The grains of sand in the oyster of Ashlynn Park’s life and work are career and motherhood; the tension between them results in the “pearls” she strings into her collections. This one, presented in Lisa Perry’s Design Studio, was a real gem, in which elements from past outings beautifully coalesced.

The clothes felt more fluid and seemed to have more room around them, in the sense that they weren’t so much framed by a narrative or a mood that needed to be projected outwards to the audience. This collection was, all at once, a celebration of craft, making, communal effort, play, and letting go. Backstage before the show, Park, whose two daughters were with her, noted that their toys had influenced her thinking. Her metaphor for the season was a puzzle, the pieces based on squares and rectangles.

Since launching her line, Park has worked with zero-waste methods; essentially it’s a form of noninterference. This season the designer applied that approach to her management style as well; the team—Park’s second family—worked under her direction, all contributing and making together. This is in line with the kind of healthy work/life balance she wants to achieve (regular hours and the like); if Park wants the business to grow, it’s necessary to be able to delegate.

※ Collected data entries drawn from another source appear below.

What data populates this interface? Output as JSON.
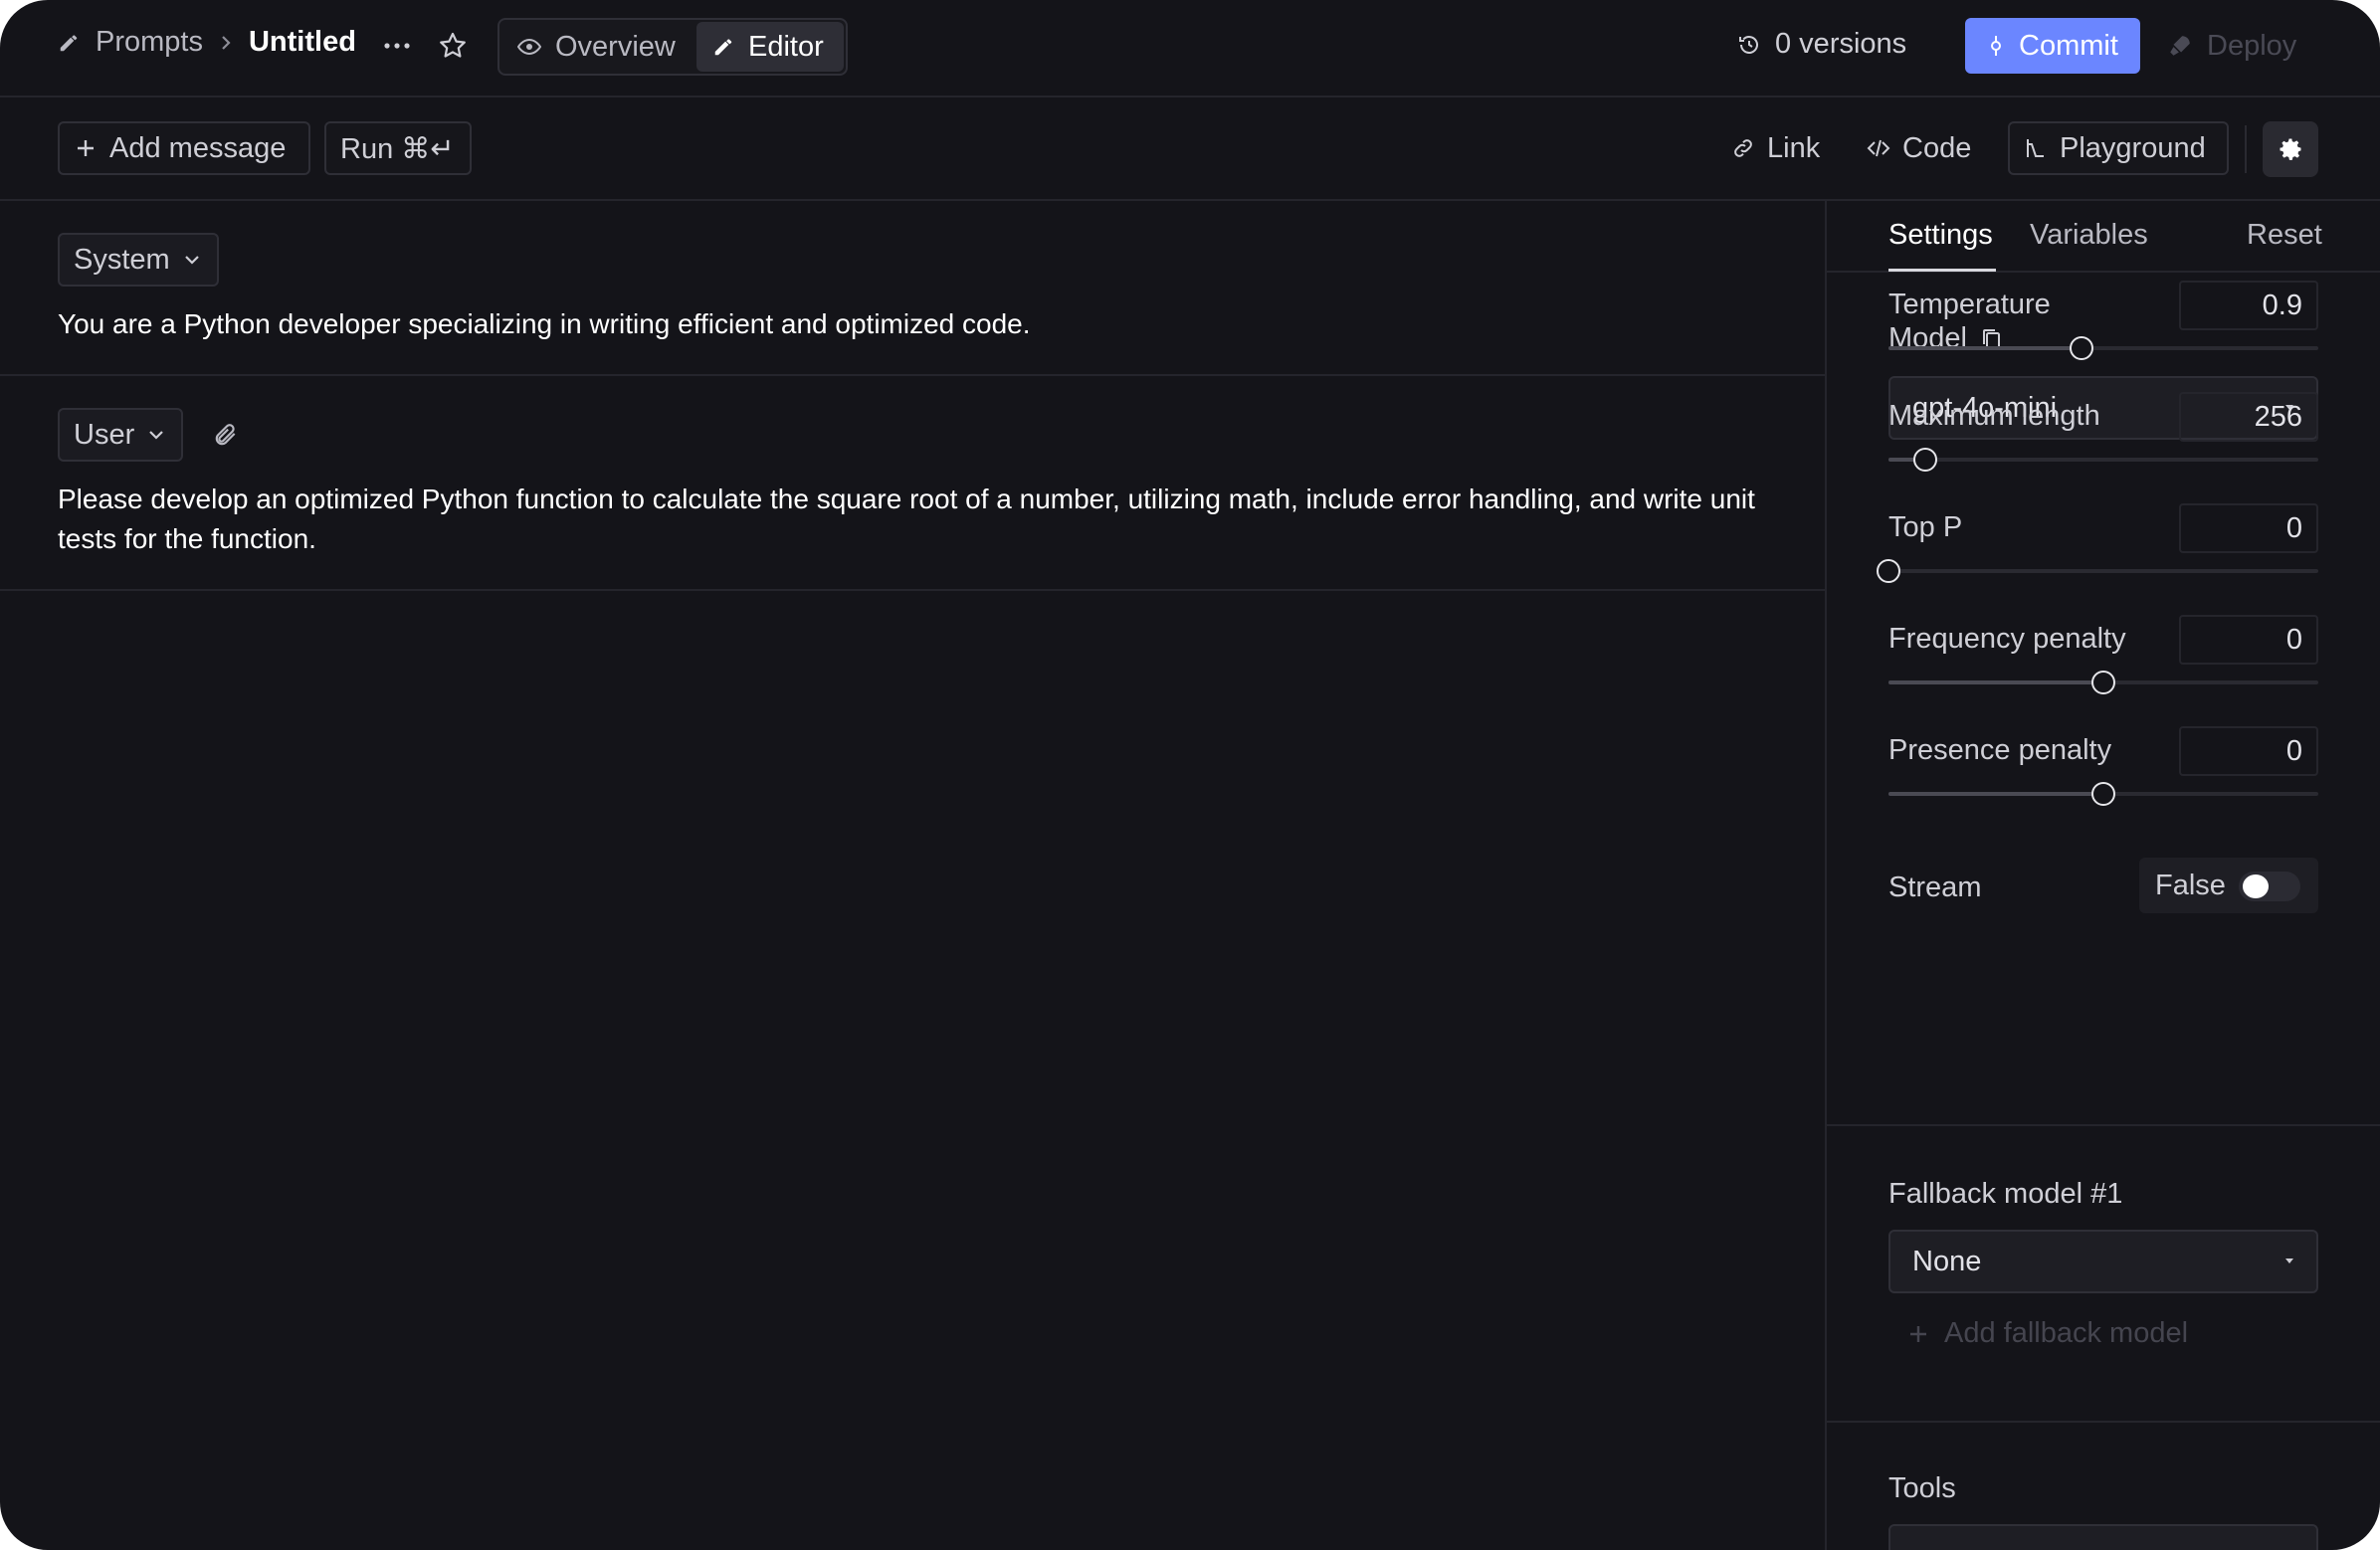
{
  "header": {
    "breadcrumb_parent": "Prompts",
    "breadcrumb_current": "Untitled",
    "more_icon": "more-horizontal-icon",
    "favorite_icon": "star-icon",
    "tabs": {
      "overview": "Overview",
      "editor": "Editor"
    },
    "versions": "0 versions",
    "commit_label": "Commit",
    "deploy_label": "Deploy",
    "accent_color": "#6b86ff"
  },
  "toolbar": {
    "add_message": "Add message",
    "run": "Run ⌘↵",
    "link": "Link",
    "code": "Code",
    "playground": "Playground",
    "settings_icon": "gear-icon"
  },
  "messages": [
    {
      "role": "System",
      "content": "You are a Python developer specializing in writing efficient and optimized code."
    },
    {
      "role": "User",
      "content": "Please develop an optimized Python function to calculate the square root of a number, utilizing math, include error handling, and write unit tests for the function.",
      "attach_icon": "paperclip-icon"
    }
  ],
  "sidebar": {
    "tabs": {
      "settings": "Settings",
      "variables": "Variables",
      "reset": "Reset"
    },
    "model_label": "Model",
    "model_value": "gpt-4o-mini",
    "params": [
      {
        "label": "Temperature",
        "value": "0.9",
        "fraction": 0.45
      },
      {
        "label": "Maximum length",
        "value": "256",
        "fraction": 0.085
      },
      {
        "label": "Top P",
        "value": "0",
        "fraction": 0.0
      },
      {
        "label": "Frequency penalty",
        "value": "0",
        "fraction": 0.5
      },
      {
        "label": "Presence penalty",
        "value": "0",
        "fraction": 0.5
      }
    ],
    "stream_label": "Stream",
    "stream_value": "False",
    "fallback_label": "Fallback model #1",
    "fallback_value": "None",
    "add_fallback": "Add fallback model",
    "tools_label": "Tools"
  }
}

All the pieces of the puzzle came together today in a collection that was beautiful from the inside out. Park is a patternmaker, and it seems that her clothes can be so light, so right, because they are so carefully considered. They have good bones, as it were.

Like Karl Lagerfeld and her mentor Yohji Yamamoto, Park appreciates the sanctity of black and white. The show opened with a jersey look, an important material for the designer this season, that referenced the traditional Korean dangui, a narrow-sleeved T-shaped garment with curved sides. Frothing from a small peplum at the waist was the most delicate frill of petals, all cut from chiffon squares. Something similar was done in white cotton shirting.

Creating rhythm in the collection was a back-and-forth between control and release—a many-seamed jacket petaling out at the hips, liquid trousers balanced with more structured tops. Often the silhouette was almost broken into three planes, as in the pink jersey ensemble worn by Nora Svenson where the jacket extended over a skirt which was worn over pants. Another variation of this was Tasha Tilberg’s look, a black suit with a tunic top that draped below the jacket.

The work of the artist Claire Watson inspired a dress that combined chiffon and crepe, materials with different opacities. Checked fabrics made an appearance, and Park, as usual, included a sports element, in the form of zip-front jackets with beautiful shaped backs. These were clothes to love, admire, and wear. Near the end of the show, familiar notes from the overture of The Nutcracker rang out, a reminder perhaps that it takes a little bit of magic, as well as a whole lot of skill, to make sense of the many facets of womanhood. This collection showed it can be done. Park is a talent to believe in.